Sami Good is a freshman and has been playing tennis since about 4th grade. She says her backhand is her most consistent shot, and knows every point counts.
“If you mess up, you can just do it again in the next point, so you just keep bettering every point,” she says.
She likes doubles better than singles because partners encourage and help each other.
Like her partner at state, senior Kathe Tallmadge. She has played all four years for JDHS and traveled to the state tournament last year. But her first round draw turned out to be the state champion and Tallmadge says “it didn’t go very well.”
Tennis is her only sport.
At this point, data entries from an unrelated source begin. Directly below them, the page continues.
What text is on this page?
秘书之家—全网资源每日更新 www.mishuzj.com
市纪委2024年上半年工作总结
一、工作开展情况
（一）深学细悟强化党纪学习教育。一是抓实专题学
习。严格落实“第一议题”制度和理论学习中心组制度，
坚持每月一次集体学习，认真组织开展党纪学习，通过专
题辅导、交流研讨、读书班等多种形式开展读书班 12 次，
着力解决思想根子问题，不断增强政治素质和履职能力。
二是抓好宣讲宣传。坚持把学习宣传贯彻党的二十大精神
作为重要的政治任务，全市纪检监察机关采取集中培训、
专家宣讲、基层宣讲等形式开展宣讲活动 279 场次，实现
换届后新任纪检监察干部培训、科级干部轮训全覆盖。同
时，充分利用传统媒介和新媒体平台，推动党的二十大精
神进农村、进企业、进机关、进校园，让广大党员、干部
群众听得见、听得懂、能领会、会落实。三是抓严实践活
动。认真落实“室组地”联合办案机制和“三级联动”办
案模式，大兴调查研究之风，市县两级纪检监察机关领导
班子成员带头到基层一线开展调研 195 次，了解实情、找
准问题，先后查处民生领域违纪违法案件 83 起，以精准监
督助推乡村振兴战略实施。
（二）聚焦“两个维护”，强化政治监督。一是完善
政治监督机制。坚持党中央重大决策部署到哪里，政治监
She says her game has improved a lot this year and the highlight was a visit to the team by professional coach Mike Hinkle.
“It’s really good to have an outside perspective on your playing because then he’s able to give you tips and directions on how to change your shots that some of the other coaches might not because they’ve seen you play so much,” she says.
Coach Hinkle will be working with individual players during the state tournament, another bonus for those who get to compete.
Fifteen-year-old Jon Scudder will play in boys singles this weekend. He joined the team last year as cross training for soccer. Now he’s hooked.
Sometimes, he says, it’s just fun to hit something as hard as you can.
“Like over and over again, kind of just take out whatever you want on the ball,” Scudder says.
Most JDHS team members come from other sports, and though cross-training is good, Coach Skilbred tells them the best way to get better at tennis is to play tennis.
JDHS has had as many as 60 kids participate on the no-cut team.
“I think it teaches you relying on yourself, some self-confidence, working with the team and others, helping newer players on the team so that you’re not just only concerned about yourself as a team member,” Skilbred says. “And it’s a lifelong sport. You don’t need 21 other people to go play tennis; you can find one other person and go play.”
The Juneau players will compete Friday and Saturday in the seventh Alaska State High School Tennis Championship. Matches will be played at the East and North Alaska Clubs in Anchorage.